Source: Vertex Pharmaceuticals Incorporated

FAQ

What were the key findings presented by Vertex Pharmaceuticals at the 2021 NACFC?

Vertex Pharmaceuticals presented that TRIKAFTA® showed no loss of pulmonary function over 96 weeks in patients with F508del mutation, and KALYDECO® demonstrated lower mortality and lung transplant rates.

When did Vertex Pharmaceuticals present their findings at the NACFC?

The findings were presented during the 2021 North American Cystic Fibrosis Conference, which took place virtually from November 2-5, 2021.

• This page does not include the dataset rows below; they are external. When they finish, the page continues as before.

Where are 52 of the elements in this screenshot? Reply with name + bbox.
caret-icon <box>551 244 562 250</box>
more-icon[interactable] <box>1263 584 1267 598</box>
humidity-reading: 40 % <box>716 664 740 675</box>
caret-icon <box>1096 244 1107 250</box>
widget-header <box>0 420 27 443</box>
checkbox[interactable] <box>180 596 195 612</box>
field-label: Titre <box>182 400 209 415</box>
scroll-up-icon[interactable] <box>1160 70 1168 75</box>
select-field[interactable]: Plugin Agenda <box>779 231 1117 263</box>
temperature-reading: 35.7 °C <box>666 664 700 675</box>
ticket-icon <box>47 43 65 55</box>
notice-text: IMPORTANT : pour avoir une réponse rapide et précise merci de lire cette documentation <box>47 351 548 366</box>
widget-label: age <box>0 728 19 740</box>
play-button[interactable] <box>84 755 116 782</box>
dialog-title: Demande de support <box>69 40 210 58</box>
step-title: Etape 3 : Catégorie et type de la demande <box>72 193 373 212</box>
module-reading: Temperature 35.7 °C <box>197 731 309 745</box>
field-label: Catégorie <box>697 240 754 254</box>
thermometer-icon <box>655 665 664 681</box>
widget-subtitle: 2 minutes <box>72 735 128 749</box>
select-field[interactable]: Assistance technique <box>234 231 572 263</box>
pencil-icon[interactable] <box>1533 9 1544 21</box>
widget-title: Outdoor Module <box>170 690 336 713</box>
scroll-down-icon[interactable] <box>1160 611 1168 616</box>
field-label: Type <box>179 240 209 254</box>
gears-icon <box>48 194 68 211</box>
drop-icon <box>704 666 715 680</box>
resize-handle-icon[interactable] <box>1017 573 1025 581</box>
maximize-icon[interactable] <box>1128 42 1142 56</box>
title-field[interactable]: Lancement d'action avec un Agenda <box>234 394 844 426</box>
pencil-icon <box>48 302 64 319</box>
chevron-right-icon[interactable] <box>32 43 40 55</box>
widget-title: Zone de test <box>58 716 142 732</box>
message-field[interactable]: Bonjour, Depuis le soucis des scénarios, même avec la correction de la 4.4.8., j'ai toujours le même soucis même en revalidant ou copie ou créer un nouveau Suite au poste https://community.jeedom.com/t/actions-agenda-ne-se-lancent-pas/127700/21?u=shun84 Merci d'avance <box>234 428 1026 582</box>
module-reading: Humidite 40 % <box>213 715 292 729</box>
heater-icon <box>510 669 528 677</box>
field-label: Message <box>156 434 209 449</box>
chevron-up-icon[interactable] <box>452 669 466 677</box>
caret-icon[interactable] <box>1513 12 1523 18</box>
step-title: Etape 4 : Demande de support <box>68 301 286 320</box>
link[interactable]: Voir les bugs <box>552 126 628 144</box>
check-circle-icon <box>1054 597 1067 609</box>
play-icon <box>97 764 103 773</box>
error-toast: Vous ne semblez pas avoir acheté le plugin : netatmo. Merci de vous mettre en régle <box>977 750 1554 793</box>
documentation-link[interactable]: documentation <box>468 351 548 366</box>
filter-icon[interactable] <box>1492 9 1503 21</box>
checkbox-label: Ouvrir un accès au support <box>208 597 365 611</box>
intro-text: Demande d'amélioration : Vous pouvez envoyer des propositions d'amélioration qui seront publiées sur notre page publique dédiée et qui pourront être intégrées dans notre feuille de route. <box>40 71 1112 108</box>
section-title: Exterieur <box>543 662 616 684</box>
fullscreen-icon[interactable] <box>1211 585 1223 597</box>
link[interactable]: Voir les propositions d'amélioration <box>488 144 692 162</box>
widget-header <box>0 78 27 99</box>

What does TRIKAFTA® treat?

TRIKAFTA® is used for treating cystic fibrosis in patients ages 6 and older who have at least one copy of the F508del mutation in the CFTR gene.

What is the significance of TRIKAFTA®'s results for cystic fibrosis treatment?

The results are significant because they show sustained lung function and symptom improvement without loss of pulmonary function over a 96-week period, which has not been observed with other CFTR modulators.

What is KALYDECO® and its impact reported in the 2021 NACFC?

KALYDECO® is a CFTR potentiator used in people with specific CFTR mutations, and the conference reported that it led to significantly lower rates of mortality and lung transplants over approximately six years.